Les secteurs

TVA restauration : ce que dit vraiment le rapport Thévenoud

07.11.2012, source : Les Echos.fr

imprimer

Le rapport du député Thomas Thévenoud sur la TVA réduite estime que les engagements pris en 2009 n’ont pas été tenus et que la mesure est coûteuse pour l’Etat.

« Aucune question n’est taboue. » Pour Jérôme Cahuzac, le ministre du Budget, l’hypothèse d’un relèvement de la TVA dans la restauration est clairement sur la table. Elle pourrait faire partie du « paquet compétitivité » du début d’année prochaine. Le bilan de l’instauration d’une TVA à taux réduit dans la restauration est présenté ce soir par le député PS Thomas Thévenoud, qui remet son rapport sur le sujet aux parlementaires. Pour lui, les engagements pris par la profession en 2009 n’ont pas été intégralement respectés, ce qui plaide pour un relèvement du taux.

Selon les chiffres de l’Insee auxquels le rapport se réfère, les prix dans la restauration ont reculé de 2,2 % à 2,5 %, soit moins que les 3 % attendus. « Les montants directement restitués aux consommateurs, qui auraient dû être de 860 millions d’euros par an, ont été en moyenne de 590 millions par an jusqu’en décembre 2011, et plutôt de l’ordre de 400 millions depuis le 1er janvier 2012 », écrit le rapporteur.
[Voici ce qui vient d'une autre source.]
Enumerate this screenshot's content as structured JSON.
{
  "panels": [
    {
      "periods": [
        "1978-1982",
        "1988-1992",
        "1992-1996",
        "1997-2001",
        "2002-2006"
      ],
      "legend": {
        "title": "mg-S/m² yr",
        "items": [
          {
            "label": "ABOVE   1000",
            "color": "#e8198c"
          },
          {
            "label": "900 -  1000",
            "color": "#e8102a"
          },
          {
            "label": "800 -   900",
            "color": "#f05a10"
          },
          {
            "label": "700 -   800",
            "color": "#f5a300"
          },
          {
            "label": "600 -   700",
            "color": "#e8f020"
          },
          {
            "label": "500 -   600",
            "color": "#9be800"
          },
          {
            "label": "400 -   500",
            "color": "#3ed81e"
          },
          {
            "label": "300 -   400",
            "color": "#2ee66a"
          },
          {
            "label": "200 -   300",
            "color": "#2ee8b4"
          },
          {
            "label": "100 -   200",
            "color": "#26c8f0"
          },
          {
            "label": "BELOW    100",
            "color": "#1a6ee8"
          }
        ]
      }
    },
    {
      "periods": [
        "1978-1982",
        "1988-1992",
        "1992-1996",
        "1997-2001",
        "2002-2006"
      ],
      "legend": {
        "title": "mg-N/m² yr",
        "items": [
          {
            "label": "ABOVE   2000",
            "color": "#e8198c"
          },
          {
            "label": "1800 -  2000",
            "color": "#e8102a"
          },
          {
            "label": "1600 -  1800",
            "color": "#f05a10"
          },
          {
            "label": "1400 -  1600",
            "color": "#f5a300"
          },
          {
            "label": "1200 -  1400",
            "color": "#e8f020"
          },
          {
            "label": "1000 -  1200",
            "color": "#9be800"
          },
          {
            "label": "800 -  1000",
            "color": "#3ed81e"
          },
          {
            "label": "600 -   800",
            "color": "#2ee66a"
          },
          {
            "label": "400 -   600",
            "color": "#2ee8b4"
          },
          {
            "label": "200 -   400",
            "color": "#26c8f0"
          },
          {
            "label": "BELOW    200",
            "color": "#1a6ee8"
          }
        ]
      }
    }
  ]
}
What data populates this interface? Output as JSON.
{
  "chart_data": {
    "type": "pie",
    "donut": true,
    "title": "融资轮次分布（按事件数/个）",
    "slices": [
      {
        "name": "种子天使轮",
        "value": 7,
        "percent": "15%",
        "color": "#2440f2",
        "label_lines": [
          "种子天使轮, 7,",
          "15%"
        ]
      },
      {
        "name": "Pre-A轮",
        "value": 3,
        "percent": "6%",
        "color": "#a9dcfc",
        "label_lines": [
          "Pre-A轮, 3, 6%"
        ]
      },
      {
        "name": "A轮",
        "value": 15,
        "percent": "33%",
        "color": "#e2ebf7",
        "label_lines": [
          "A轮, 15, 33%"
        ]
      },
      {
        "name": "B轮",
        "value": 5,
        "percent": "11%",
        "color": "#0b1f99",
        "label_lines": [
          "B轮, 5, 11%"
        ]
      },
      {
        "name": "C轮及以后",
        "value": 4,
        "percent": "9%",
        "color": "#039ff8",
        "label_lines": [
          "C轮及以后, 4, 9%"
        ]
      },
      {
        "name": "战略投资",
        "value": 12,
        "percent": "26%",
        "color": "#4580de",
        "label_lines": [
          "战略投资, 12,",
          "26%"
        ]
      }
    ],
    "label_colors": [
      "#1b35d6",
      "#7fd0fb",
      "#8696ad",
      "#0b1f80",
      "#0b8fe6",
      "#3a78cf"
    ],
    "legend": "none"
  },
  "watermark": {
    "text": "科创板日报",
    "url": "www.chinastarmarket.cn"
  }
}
La profession conteste les chiffres

Même constat sur les créations d’emplois, qui ont été moindres que prévu. En trois ans, le secteur a créé près de 70.000 emplois, soit 20.000 supplémentaires par rapport au rythme normal. Sur ce total, le rapport estime que seuls 6.504 emplois ont été créés chaque année du seul fait la baisse de la TVA, « soit une subvention de plus de 153.000 euros par emploi ». Les accords de 2009 prévoyaient 40.000 créations supplémentaires par rapport à la tendance naturelle, sur deux ans.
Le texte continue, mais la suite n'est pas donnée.